Multiple Biomarkers Are Equivalent to Clinical Pulmonary Arterial Hypertension Survival Risk Models.

ABSTRACT

BACKGROUND: Risk assessment in pulmonary arterial hypertension (PAH) is fundamental to guiding treatment and improved outcomes. Clinical models are excellent at identifying high-risk patients, but leave uncertainty amongst moderate-risk patients. RESEARCH QUESTION Can a multiple blood biomarker model of PAH, using previously described biomarkers, improve risk discrimination over current models? STUDY DESIGN AND METHODS: Using a multiplex enzyme-linked immunosorbent assay, we measured N-terminal fragment of the prohormone brain natriuretic peptide (NT-proBNP), soluble suppressor of tumorigenicity, IL-6, endostatin, galectin 3, HDGF, and insulin-like growth factor binding proteins (IGFBP1-7) in training (n = 1,623), test (n = 696), and validation (n = 237) cohorts. Clinical variables and biomarkers were evaluated by principal component analysis. NT-proBNP was not included to develop a model independent of NT-proBNP. Unsupervised k-means clustering classified participants into clusters. Transplant-free survival by cluster was examined using Kaplan-Meier and Cox proportional hazard regressions. Hazard by cluster was compared with NT-proBNP, Registry to Evaluate Early and Long-Term PAH Disease Management (REVEAL), and European Society of Cardiology (ESC) and European Respiratory Society (ERS) risk models alone and combined clinical and biomarker models. RESULTS: The algorithm generated 5 clusters with good risk discrimination using 6 biomarkers, weight, height, and age at PAH diagnosis. In the test and validation cohorts, the biomarker model alone performed equivalent to REVEAL (area under the receiver operating characteristic curve, 0.74). Adding the biomarker model to the ESC and ERS score and REVEAL score improved the ESC and ERS score and REVEAL score.
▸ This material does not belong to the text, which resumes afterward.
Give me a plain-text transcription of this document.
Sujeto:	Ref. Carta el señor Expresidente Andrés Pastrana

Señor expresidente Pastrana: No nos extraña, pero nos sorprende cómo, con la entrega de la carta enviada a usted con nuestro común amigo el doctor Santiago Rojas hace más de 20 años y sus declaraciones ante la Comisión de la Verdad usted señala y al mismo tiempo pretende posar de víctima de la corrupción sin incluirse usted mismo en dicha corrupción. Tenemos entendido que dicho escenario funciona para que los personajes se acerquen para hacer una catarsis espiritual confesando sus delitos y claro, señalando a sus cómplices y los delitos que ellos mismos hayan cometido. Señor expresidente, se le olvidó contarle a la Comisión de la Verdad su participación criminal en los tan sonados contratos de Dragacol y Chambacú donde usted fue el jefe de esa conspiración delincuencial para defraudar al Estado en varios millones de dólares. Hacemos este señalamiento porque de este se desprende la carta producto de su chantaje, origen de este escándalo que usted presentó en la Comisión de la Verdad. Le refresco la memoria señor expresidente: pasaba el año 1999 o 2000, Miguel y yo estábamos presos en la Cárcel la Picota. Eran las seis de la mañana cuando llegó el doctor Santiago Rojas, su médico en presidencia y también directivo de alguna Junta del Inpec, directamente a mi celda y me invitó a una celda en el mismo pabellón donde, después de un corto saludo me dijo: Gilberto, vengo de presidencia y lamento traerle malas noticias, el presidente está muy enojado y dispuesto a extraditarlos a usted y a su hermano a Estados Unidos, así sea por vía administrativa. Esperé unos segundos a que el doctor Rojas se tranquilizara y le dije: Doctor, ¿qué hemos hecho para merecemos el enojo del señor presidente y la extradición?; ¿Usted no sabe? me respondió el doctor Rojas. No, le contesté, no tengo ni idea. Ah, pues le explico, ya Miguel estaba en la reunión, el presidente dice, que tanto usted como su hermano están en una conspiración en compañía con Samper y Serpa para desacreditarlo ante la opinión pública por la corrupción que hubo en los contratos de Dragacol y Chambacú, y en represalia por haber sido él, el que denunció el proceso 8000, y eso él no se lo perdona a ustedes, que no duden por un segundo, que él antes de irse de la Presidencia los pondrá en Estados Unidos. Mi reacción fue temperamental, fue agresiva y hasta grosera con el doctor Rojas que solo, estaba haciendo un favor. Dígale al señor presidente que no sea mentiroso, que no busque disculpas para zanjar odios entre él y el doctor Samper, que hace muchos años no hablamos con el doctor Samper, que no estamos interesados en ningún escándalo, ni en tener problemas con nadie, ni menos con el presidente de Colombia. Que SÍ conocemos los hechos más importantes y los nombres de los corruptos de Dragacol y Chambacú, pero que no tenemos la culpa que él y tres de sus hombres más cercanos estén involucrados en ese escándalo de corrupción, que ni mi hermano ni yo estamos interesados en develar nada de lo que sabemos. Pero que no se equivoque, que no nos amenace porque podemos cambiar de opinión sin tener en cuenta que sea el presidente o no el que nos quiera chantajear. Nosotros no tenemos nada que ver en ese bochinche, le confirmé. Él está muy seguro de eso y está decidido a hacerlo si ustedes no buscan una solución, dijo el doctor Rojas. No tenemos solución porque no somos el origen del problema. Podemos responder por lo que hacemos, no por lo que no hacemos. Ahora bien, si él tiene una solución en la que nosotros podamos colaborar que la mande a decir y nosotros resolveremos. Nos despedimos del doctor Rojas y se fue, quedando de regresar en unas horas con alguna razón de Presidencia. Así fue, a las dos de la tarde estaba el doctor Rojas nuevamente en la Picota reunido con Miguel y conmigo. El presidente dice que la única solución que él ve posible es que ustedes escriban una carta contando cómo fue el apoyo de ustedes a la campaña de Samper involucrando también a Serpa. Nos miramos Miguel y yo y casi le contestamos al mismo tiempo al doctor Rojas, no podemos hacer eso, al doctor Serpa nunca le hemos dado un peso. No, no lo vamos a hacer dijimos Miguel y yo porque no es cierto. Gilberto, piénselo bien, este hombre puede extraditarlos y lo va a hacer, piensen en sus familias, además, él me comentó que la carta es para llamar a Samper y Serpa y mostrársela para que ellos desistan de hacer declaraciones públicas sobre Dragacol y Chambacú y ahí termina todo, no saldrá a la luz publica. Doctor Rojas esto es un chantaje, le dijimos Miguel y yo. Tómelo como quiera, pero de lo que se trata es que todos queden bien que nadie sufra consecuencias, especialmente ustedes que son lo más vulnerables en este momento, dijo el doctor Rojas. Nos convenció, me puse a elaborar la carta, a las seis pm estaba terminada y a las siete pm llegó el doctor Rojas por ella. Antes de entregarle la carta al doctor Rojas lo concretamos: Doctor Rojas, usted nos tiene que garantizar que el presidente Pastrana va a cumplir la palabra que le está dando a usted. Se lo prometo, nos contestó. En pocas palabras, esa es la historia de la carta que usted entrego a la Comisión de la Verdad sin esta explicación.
The best overall model was the biomarker model adjusted for NT-proBNP with the best C statistic, Akaike information criterion, and calibration for the adjusted model compared with either the biomarker or NT-proBNP model alone. INTERPRETATION: A multibiomarker model alone was equivalent to current PAH clinical mortality risk prediction models and improved performance when combined and added to NT-proBNP. Clinical risk scores offer excellent predictive models, but require multiple tests; adding blood biomarkers to models can improve prediction or can enable more frequent, noninvasive monitoring of risk in PAH to support therapeutic decision-making.